Afrique australe : cinq pays préparent l’interconnexion de leurs données douanières pour fluidifier les corridors logistiques

 

Afrique australe : cinq pays préparent l’interconnexion de leurs données douanières pour fluidifier les corridors logistiques
Corridors régionaux — Afrique australe : le Malawi, le Mozambique, l’Afrique du Sud, la Zambie et le Zimbabwe ont adopté une feuille de route commune pour connecter leurs systèmes douaniers. L’objectif est de permettre aux informations sur les marchandises de circuler avant leur arrivée aux frontières afin de réduire les délais de dédouanement.

Une feuille de route adoptée à Pretoria

Les administrations douanières du Malawi, du Mozambique, de l’Afrique du Sud, de la Zambie et du Zimbabwe ont adopté, le 26 août à Pretoria, une feuille de route et un plan d’action pour développer l’échange de données Customs-to-Customs (C2C).

La réunion s’est tenue du 24 au 26 août 2026. Elle a été organisée par TradeMark Africa (TMA) et accueillie par le South African Revenue Service (SARS), avec la participation du secrétariat de la SADC. (trademarkafrica.com)

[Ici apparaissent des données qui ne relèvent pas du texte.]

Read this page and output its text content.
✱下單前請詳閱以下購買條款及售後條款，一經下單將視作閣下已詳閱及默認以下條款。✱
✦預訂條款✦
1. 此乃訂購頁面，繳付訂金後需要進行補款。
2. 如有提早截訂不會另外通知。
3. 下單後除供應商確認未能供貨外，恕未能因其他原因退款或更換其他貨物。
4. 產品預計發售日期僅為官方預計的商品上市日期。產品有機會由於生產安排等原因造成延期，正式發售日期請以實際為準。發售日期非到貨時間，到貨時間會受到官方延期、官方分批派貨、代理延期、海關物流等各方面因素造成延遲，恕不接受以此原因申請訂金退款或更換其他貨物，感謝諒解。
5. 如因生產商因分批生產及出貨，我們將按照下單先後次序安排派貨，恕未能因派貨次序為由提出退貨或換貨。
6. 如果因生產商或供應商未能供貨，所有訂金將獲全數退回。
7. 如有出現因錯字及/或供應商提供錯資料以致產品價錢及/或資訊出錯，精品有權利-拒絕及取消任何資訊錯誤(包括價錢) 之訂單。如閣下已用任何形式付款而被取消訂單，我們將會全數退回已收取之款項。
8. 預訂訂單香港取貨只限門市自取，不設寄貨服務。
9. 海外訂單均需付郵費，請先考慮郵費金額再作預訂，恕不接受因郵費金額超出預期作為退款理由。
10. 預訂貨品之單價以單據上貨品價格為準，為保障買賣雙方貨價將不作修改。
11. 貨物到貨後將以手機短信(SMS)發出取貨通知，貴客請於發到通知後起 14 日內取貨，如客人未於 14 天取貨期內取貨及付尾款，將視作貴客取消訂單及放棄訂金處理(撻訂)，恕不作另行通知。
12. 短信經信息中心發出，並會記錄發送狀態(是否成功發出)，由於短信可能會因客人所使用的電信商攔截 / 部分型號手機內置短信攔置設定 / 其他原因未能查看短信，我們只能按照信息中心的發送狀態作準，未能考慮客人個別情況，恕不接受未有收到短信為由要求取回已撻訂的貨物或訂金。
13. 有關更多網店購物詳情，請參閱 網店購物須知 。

Le dispositif doit permettre aux administrations douanières d’échanger des informations avant l’arrivée des cargaisons. Les données pourront notamment servir au traitement préalable des marchandises, à l’analyse des risques et au contrôle des recettes.

Données douanières : un enjeu direct pour les corridors logistiques

Le principal enjeu est de réduire les opérations répétitives aux frontières. Pour les entreprises qui dépendent de plusieurs passages douaniers, les retards peuvent immobiliser les camions, augmenter les coûts de transport et mobiliser davantage de fonds de roulement.

Le projet doit être déployé progressivement sur des corridors prioritaires. Des connexions bilatérales existent déjà entre la Zambie et le Malawi, ainsi qu’entre la Zambie et le Zimbabwe. Ces expériences doivent servir de base à une interconnexion plus large des administrations douanières. (trademarkafrica.com)

À terme, cette démarche doit contribuer au développement de corridors intelligents (« Smart Corridors »), avec moins de répétition documentaire et davantage de traitement numérique des informations.

Pourquoi c’est important

1. Réduction des délaisL’échange anticipé des données peut permettre aux douanes d’identifier les cargaisons à risque avant leur arrivée et de faciliter le traitement des marchandises conformes.

2. Maîtrise des coûts logistiques
Moins d’attente aux frontières signifie potentiellement moins de temps d’immobilisation des véhicules et une meilleure utilisation des capacités de transport.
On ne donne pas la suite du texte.